Se riant des souffrances il blesse son chemin
Exprimons tolérance il pervertit l’idée
Biscornu et tordu il rend le monde laid
C’est ainsi que vous êtes ! Prétentieux, fous et vains.
Sa peau est si vilaine, flétrie jusqu’à son cœur
Caquetant des misères ses longues langues pendent
Corruptions soumissions c’est tout ce qu’ils attendent !
Je ne peux révéler ses pensées et ses mœurs
Vous blêmiriez d’horreur, de dégoût mélangés
Car quand il apparaît, son sentier seul gémit
Sous la pression grotesque de pensées perverties
Arriver à pourrir le moindre doux sujet.
Aussi lorsque soudain il lève ses orbites,
Grouillant de vers humains, sa bouche s’agrandit
D’affreuses dimensions, autour de l’ennemi
Mais l’oiseau nostalgique d’un sourire le délite.

 

La colère

 

Surplombant un rocher ses yeux mi-clos foudroient.
La violence en attente et la haine ramassée
Sous ses ailes pliées et ses muscles échauffés
Font de lui un être qui ne connaît les lois.
Que de sombres pensées, de destructions souhaitées !
Un vent de rage souffle et c’est l’apocalypse
Aucune distinction, l’on dirait une éclipse
Alors dans son regard, deux iris en fusion.
Et sa blancheur d’écaille allume les carnages
L’univers est une proie qu’il lui faut écraser
Qu’une machine à tuer, massacrer et raser
Voilà ce qu’il devient, quel est son apanage !
Absolu dragon blanc, il n’a ni dieu ni maître
Mais souvent ses accès n’amènent aucun bonheur
Car il ne peut ainsi voler dans les hauteurs
Tout comme cet oiseau.
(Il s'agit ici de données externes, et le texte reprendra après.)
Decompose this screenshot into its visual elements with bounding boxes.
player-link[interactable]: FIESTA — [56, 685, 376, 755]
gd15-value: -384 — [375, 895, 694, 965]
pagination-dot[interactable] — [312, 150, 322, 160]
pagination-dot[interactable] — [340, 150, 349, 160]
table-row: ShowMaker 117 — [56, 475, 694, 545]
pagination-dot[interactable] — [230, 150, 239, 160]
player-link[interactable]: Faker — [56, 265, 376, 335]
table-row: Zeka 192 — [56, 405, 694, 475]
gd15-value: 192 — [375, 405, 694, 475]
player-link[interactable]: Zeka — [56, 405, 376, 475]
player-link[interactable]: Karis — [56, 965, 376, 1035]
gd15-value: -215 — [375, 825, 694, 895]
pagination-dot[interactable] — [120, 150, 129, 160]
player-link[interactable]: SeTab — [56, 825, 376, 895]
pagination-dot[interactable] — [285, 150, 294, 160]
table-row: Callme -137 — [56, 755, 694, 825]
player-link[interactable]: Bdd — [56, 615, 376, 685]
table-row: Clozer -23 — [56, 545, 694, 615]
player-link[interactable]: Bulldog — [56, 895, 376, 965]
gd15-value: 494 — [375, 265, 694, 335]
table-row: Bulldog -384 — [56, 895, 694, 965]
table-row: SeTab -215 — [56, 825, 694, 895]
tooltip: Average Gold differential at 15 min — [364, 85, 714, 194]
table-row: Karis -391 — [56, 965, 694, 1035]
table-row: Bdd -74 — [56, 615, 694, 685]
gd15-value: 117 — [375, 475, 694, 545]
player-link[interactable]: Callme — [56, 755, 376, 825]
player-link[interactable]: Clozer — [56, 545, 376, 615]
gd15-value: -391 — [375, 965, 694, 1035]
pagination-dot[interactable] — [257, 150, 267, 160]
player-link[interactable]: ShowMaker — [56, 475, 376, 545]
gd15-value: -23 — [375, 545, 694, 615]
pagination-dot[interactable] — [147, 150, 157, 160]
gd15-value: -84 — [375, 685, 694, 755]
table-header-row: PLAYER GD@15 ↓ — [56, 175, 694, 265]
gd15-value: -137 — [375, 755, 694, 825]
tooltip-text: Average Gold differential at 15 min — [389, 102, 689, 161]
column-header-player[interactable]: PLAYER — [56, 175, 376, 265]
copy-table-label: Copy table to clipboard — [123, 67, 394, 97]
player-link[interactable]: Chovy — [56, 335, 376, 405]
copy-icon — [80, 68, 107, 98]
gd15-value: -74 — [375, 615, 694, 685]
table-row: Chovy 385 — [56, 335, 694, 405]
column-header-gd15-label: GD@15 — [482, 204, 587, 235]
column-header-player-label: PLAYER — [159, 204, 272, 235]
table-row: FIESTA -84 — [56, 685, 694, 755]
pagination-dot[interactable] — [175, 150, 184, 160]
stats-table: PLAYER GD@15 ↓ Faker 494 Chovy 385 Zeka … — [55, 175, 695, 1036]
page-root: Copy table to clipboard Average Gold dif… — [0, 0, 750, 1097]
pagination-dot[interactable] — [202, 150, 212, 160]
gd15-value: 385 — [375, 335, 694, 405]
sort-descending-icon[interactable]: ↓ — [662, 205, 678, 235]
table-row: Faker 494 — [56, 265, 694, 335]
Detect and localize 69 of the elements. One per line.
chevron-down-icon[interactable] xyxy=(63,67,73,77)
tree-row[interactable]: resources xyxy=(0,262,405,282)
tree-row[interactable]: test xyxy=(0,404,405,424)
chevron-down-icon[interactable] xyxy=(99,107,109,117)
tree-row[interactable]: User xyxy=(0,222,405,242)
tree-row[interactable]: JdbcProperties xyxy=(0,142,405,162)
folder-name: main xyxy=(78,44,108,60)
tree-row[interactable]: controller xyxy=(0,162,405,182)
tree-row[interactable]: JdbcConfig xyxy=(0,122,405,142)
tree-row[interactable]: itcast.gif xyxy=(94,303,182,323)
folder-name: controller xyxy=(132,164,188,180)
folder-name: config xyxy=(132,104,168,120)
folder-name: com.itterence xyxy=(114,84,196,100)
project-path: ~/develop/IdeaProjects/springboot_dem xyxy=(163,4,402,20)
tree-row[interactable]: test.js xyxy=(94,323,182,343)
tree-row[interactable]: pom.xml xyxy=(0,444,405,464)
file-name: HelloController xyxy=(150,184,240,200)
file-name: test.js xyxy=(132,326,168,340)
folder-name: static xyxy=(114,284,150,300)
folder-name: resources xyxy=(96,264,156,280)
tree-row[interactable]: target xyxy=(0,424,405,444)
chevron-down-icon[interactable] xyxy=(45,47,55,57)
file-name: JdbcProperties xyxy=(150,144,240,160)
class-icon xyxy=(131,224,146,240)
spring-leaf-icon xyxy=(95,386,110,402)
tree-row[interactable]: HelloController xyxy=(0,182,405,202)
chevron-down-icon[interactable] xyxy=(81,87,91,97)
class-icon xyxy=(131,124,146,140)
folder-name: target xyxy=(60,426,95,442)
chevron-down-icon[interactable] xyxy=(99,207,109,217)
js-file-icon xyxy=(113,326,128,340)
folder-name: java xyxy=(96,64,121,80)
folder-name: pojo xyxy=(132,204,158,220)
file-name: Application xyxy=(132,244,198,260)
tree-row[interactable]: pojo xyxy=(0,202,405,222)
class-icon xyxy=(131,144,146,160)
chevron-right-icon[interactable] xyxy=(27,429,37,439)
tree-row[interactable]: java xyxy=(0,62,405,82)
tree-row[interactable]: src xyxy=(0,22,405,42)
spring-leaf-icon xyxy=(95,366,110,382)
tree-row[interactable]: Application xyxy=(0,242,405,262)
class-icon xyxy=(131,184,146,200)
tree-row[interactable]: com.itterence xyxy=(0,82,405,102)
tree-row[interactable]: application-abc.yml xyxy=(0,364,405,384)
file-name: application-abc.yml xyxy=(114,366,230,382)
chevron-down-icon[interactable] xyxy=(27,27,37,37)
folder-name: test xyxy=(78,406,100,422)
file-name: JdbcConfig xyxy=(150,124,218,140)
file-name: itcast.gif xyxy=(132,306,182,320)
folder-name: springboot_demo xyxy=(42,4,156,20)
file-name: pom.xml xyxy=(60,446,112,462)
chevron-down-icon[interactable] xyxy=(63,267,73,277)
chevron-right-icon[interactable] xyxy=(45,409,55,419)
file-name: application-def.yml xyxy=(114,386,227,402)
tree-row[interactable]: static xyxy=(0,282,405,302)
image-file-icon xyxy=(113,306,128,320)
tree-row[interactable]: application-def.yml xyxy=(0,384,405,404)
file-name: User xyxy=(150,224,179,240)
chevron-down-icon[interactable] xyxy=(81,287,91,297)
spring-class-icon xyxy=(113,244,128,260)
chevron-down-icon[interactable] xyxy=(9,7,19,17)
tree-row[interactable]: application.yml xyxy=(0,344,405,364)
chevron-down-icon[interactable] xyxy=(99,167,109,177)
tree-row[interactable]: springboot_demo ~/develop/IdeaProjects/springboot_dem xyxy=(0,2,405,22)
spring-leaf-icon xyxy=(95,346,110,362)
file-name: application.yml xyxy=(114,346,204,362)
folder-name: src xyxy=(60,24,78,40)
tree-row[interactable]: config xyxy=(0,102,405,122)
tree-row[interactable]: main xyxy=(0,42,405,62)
Il ne pourrait l’admettre.

 

Vide affectif

 

Matière tangible et claire à l’obscure volonté
Immense iris azur qui ne côtoie personne
C’est l’art du grand silence auquel toujours s’adonne
Insensible au pluriel ainsi qu’au singulier
Ni sourd ni muet, il n’entend ni prononce
Espace céruléen des bonheurs solitaires
Il gouverne les airs, il gouverne la terre
Et quand le moment vient, jamais il ne s’annonce.
Son sentier invisible aux mirages parfaits
Fait croire aux promeneurs des émotions cachées
Or rien ne peut prétendre aux secrets camouflés
Son immensité bleue oublie tous les passé.
Un voleur de nuages disparaît dans l’azur
Ses longues ailes noires contrastent dans l’éther
On le croirait vouloir éveiller ses mystères
Ou peut-être qui sait en briser les armures.